Des troncs entrechoqués monte un puissant murmure
Pareil au bruit des mers, rouleuses de galets.
L'Automne qui descend les collines voilées
Fait, sous ses pas profonds, tressaillir notre cœur ;
Et voici que s'afflige avec plus de ferveur
Le tendre désespoir des roses envolées.
Le vol des guêpes d'or qui vibrait sans repos
S'est tu ; le pêne grince à la grille rouillée ;
La tonnelle grelotte et la terre est mouillée,
Et le linge blanc claque, éperdu, dans l'enclos.
Le jardin nu sourit comme une face aimée
Qui vous dit longuement adieu, quand la mort vient ;
Seul, le son d'une enclume ou l'aboiement d'un chien
Monte, mélancolique, à la vitre fermée.
Suscitant des pensers d'immortelle et de buis,
La cloche sonne, grave, au cœur de la paroisse ;
Et la lumière, avec un long frisson d'angoisse,
Ecoute au fond du ciel venir des longues nuits...
Les longues nuits demain remplaceront, lugubres,
Les limpides matins, les matins frais et fous,
Pleins de papillons blancs chavirant dans les choux
Et de voix sonnant clair dans les brises salubres.
Qu'importe, la maison, sans se plaindre de toi,
T'accueille avec son lierre et ses nids d'hirondelle,
Et, fêtant le retour du prodigue près d'elle,
Fait sortir la fumée à longs flots bleus du toit.

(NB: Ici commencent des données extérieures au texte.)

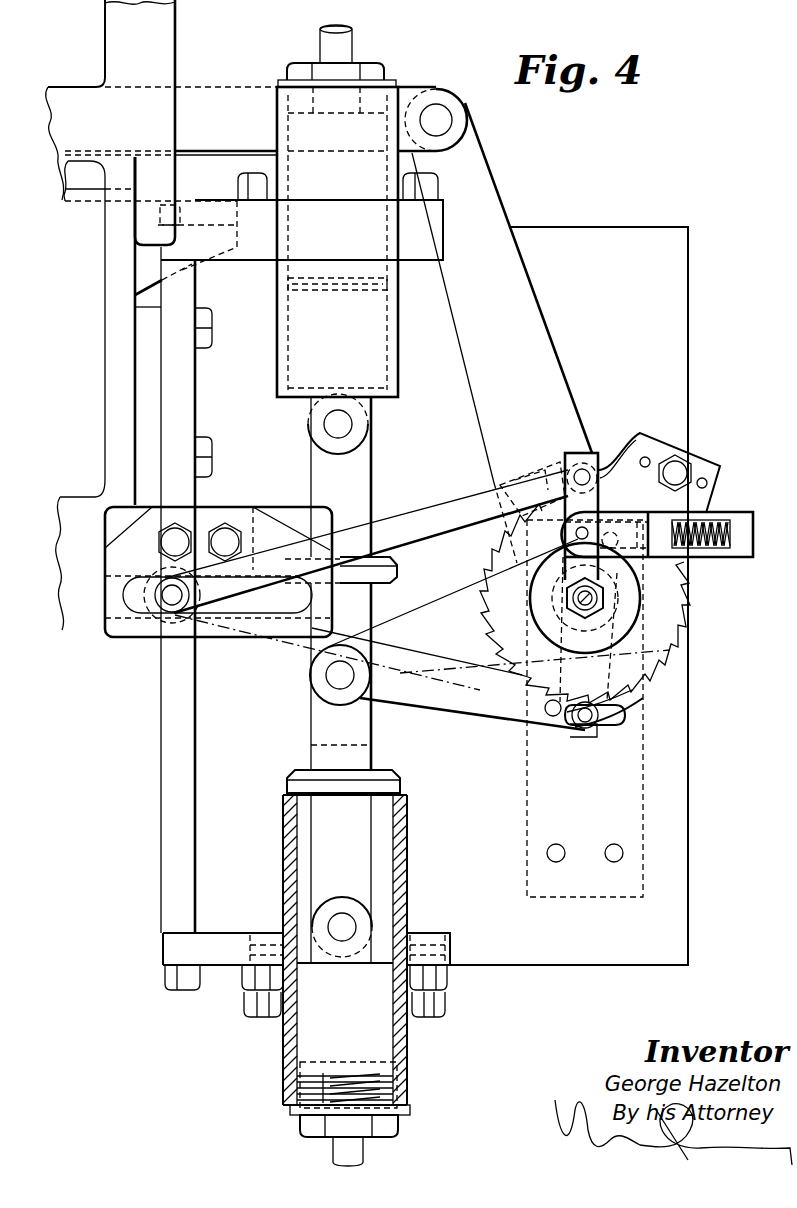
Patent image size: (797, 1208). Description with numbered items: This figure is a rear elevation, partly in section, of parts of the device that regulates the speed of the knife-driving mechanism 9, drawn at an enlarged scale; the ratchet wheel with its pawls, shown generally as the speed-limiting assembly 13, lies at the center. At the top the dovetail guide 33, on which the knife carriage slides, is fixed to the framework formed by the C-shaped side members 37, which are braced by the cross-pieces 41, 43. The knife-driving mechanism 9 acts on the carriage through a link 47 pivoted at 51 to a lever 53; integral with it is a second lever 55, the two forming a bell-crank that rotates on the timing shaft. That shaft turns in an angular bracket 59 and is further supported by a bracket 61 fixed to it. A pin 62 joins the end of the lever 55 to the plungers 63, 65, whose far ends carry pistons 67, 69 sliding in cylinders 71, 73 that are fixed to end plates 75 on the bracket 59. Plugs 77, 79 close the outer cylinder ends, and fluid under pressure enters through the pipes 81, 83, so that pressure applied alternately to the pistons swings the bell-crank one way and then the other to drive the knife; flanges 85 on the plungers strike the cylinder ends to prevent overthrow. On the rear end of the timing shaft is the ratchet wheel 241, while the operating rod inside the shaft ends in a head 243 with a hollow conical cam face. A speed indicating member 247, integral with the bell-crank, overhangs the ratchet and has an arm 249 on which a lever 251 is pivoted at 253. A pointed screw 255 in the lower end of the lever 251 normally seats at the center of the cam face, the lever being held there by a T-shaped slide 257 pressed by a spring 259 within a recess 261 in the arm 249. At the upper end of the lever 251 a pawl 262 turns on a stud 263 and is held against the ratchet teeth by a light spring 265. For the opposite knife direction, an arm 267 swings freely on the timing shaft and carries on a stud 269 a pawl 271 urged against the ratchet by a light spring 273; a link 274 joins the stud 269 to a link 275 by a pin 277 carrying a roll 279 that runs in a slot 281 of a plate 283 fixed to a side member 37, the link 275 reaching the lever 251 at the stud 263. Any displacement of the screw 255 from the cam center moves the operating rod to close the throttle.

The knife-driving mechanism 9 is at (562, 309).
The ratchet wheel 13 is at (681, 686).
The dovetail guide 33 is at (72, 175).
The C-shaped side member 37 is at (113, 430).
The cross-piece 41 is at (103, 607).
The cross-piece 43 is at (80, 92).
The link 47 is at (230, 97).
The pivot 51 is at (441, 114).
The lever 53 is at (555, 372).
The lever 55 is at (402, 687).
The angular bracket 59 is at (193, 815).
The bracket 61 is at (643, 882).
The pin 62 is at (330, 680).
The plunger 63 is at (364, 478).
The plunger 65 is at (318, 727).
The piston 67 is at (368, 293).
The piston 69 is at (377, 1070).
The cylinder 71 is at (286, 318).
The cylinder 73 is at (407, 903).
The end plate 75 is at (228, 958).
The plug 77 is at (373, 70).
The plug 79 is at (392, 1125).
The pipe 81 is at (348, 38).
The pipe 83 is at (356, 1152).
The flange 85 is at (397, 569).
The ratchet wheel 241 is at (679, 594).
The head 243 is at (553, 590).
The speed indicating member 247 is at (655, 441).
The arm 249 is at (587, 517).
The lever 251 is at (563, 582).
The pivot 253 is at (576, 534).
The screw 255 is at (600, 599).
The T-shaped slide 257 is at (607, 507).
The spring 259 is at (714, 522).
The recess 261 is at (657, 509).
The pawl 262 is at (537, 490).
The stud 263 is at (583, 470).
The light spring 265 is at (555, 473).
The arm 267 is at (638, 690).
The stud 269 is at (585, 722).
The pawl 271 is at (627, 703).
The light spring 273 is at (603, 716).
The link 274 is at (503, 694).
The link 275 is at (442, 508).
The pin 277 is at (170, 592).
The roll 279 is at (155, 604).
The slot 281 is at (253, 618).
The plate 283 is at (239, 507).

Lorsque la vie éclate et ruisselle et flamboie,
Ivre du vin trop fort de la terre, et laissant
Pendre ses cheveux lourds sur la coupe du sang,
L'âme impure est pareille à la fille de joie.
Mais les corbeaux au ciel s'assemblent par milliers,
Et déjà, reniant sa folie orageuse,
L'âme pousse un soupir joyeux de voyageuse
Qui retrouve, en rentrant, ses meubles familiers.

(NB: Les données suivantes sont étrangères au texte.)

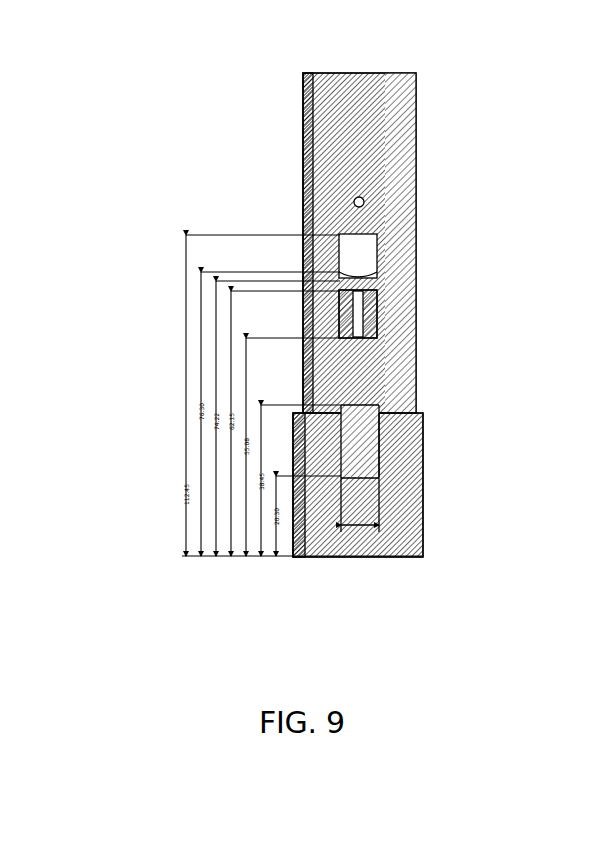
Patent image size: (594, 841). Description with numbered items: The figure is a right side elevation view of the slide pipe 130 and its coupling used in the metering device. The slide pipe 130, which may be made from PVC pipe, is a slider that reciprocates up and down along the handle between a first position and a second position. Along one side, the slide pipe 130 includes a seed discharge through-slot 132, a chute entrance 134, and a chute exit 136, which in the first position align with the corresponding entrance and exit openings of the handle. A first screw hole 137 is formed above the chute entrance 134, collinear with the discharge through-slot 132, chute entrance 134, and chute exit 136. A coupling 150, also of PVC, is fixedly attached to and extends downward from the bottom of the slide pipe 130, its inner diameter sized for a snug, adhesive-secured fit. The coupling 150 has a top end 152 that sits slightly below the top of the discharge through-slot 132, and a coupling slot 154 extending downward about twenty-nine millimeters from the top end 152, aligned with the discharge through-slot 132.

The slide pipe 130 is at (303, 150).
The seed discharge through-slot 132 is at (380, 432).
The chute entrance 134 is at (378, 241).
The chute exit 136 is at (378, 315).
The first screw hole 137 is at (364, 194).
The coupling 150 is at (422, 498).
The top end 152 is at (405, 418).
The coupling slot 154 is at (380, 443).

L'étendard de l'été pend noirci sur sa hampe.
Remonte dans ta chambre, accroche ton manteau ;
Et que ton rêve, ainsi qu'une rose dans l'eau,
S'entr'ouvre au doux soleil intime de la lampe.
Dans l'horloge pensive, au timbre avertisseur,
Mystérieusement bat le cœur du Silence.
La Solitude au seuil étend sa vigilance,
Et baise, en se penchant, ton front comme une soeur.
C'est le refuge élu, c'est la bonne demeure,
La cellule aux murs chauds, l'âtre au subtil loisir,
Où s'élabore, ainsi qu'un très rare élixir,
L'essence fine de la vie intérieure.
Là, tu peux déposer le masque et les fardeaux,
Loin de la foule et libre, enfin, des simagrées,
Afin que le parfum des choses préférées
Flotte, seul, pour ton coeur dans les plis des rideaux.
C'est la bonne saison, entre toutes féconde,
D'adorer tes vrais dieux, sans honte, à ta façon,
Et de descendre en toi jusqu'au divin frisson
De te découvrir jeune et vierge comme un monde !
Tout est calme ; le vent pleure au fond du couloir ;
Ton esprit a rompu ses chaînes imbéciles,
Et, nu, penché sur l'eau des heures immobiles,
Se mire au pur cristal de son propre miroir :
Et, près du feu qui meurt, ce sont des Grâces nues,
Des départs de vaisseaux haut voilés dans l'air vif,
L'âpre suc d'un baiser sensuel et pensif,
Et des soleils couchants sur des eaux inconnues.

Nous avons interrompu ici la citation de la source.